Shalvak se dévoile à l’Espace Apollonia
Archéologies humaines et urbaines, zones frontières… À l’Espace Apollonia s’épanouissent les œuvres de l’artiste géorgien Shalvak.
Vibrionnant, Shalvak – alias Shalva Khakhanashvili – est un plasticien multiforme, mais aussi un commissaire d’exposition qui fut musicien dans un groupe punk au cours des eighties. Cette énergie n’a jamais quitté un photographe aimant fabriquer des images complexes en noir et blanc, faites de savantes superpositions de clichés, plans et autres signes, qu’il rehausse parfois de peinture. Souvent imprimées sur toile, ses compositions ont envahi l’Espace Apollonia dans un parcours tricéphale. « Il ne s’agit pas d’une rétrospective, mais d’une présentation permettant de cerner les axes essentiels de mon travail », résume-t-il. Intitulée HUMAN, la première partie rassemble des images mettant en scène des femmes. Fragiles en apparence, elles sont des Amazones – série de 2022 évoquant curieusement les reliefs des métopes du Temple d’Apollon à Bassae – ou des guerrières (New Borders, 2008).
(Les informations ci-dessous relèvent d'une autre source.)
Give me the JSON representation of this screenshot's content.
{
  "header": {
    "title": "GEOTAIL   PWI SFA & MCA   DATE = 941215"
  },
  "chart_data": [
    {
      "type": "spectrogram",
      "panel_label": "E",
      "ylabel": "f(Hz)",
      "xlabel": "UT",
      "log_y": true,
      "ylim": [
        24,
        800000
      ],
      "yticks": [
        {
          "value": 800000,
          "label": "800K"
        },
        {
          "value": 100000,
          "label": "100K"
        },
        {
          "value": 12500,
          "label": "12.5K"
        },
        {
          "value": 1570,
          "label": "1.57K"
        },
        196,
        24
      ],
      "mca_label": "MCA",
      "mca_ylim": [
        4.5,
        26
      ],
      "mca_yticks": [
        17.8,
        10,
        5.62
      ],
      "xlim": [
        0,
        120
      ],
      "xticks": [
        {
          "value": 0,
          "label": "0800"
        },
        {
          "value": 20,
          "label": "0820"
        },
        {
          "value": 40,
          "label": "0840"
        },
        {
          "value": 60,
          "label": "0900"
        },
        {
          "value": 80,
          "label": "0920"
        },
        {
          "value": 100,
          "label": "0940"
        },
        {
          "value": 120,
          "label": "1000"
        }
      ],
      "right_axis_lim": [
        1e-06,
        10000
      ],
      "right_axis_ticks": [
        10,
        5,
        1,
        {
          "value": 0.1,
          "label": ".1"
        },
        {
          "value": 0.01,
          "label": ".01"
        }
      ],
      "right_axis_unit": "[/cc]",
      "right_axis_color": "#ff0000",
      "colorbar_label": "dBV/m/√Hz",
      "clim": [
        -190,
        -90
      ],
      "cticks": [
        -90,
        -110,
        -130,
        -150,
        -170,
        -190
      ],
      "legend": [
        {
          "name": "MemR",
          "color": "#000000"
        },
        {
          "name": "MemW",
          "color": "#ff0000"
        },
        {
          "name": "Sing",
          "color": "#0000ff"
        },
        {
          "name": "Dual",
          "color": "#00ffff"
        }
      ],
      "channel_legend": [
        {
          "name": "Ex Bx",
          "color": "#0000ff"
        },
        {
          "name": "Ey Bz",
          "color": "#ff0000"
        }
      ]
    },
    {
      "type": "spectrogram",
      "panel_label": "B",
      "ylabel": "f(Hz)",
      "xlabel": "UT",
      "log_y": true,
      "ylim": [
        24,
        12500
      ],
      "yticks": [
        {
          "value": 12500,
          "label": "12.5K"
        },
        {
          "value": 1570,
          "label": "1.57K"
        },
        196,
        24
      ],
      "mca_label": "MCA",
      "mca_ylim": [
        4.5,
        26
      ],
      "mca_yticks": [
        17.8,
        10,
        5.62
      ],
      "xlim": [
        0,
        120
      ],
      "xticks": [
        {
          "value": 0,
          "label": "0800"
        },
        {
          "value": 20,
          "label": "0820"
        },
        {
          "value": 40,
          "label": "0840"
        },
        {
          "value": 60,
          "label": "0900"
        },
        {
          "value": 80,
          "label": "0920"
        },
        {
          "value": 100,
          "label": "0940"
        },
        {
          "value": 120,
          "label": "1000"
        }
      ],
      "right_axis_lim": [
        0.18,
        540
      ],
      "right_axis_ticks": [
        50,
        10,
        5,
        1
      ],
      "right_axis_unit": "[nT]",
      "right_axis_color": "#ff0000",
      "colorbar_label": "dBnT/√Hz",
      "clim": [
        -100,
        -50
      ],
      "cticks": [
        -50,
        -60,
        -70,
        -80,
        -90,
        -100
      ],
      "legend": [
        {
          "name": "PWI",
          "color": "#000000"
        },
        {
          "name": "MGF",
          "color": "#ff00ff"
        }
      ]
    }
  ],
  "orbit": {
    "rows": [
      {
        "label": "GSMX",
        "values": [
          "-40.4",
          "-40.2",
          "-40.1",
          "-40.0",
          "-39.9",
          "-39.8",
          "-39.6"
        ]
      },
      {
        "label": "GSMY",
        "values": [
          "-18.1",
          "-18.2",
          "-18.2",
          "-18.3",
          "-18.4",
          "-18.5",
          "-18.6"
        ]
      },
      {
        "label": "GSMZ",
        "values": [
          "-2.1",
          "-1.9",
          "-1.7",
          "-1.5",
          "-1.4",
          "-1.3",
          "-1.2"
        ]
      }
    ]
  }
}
Fréquemment, elles sont couvertes de bandages, ce qui les rend anonymes, effaçant leur identité au profit de l’universalité, mais il ne faut pas oublier que les « bandelettes préservaient les corps dans le monde terrestre pour protéger l’esprit et accéder à l’au-delà dans l’ancienne Égypte. »
Sourd aussi une profonde sensualité de ces images, comme les troublants Androgynes (1995) – frôlements de peaux extatiques – ou Station 0, Voyageur (2004), dont les composantes possèdent un érotisme trouble évoquant celui de Romain Slocombe ou de Nobuyoshi Araki. Intitulée Frontière, la deuxième section explore les limites entre les différents mediums (photo, peinture, collage…) tout autant que celles de l’Europe… De l’Ossétie à Tbilissi, via Paris, c’est toute une cartographie intime qui se met en place, avec des images construites puis déconstruites et reconstruites, reflétant des questionnements qui transpercent le continent : l’identité, les conflits, la forme d’une ville… D’un rouge mélancolique, la seule œuvre de couleur du parcours nous saute au visage. KAZBEK MOSKWA, 8 MAI 1945-1995 BERLIN, 2022 est une allégorie de la capitale allemande entre reconstruction anarchique post-Mur et réminiscences staliniennes. Enfin, le parcours s’achève avec La Cité, archéologie urbaine où « le hasard possède une place revendiquée » : se stratifient et s’enchevêtrent monuments existants et plans d’édifices jamais construits, histoire de générer un jeu dialectique entre visible et invisible, présence et absence. Voilà de singulières mythologies contemporaines. Une expression qui pourrait s’appliquer à la totalité de l’exposition.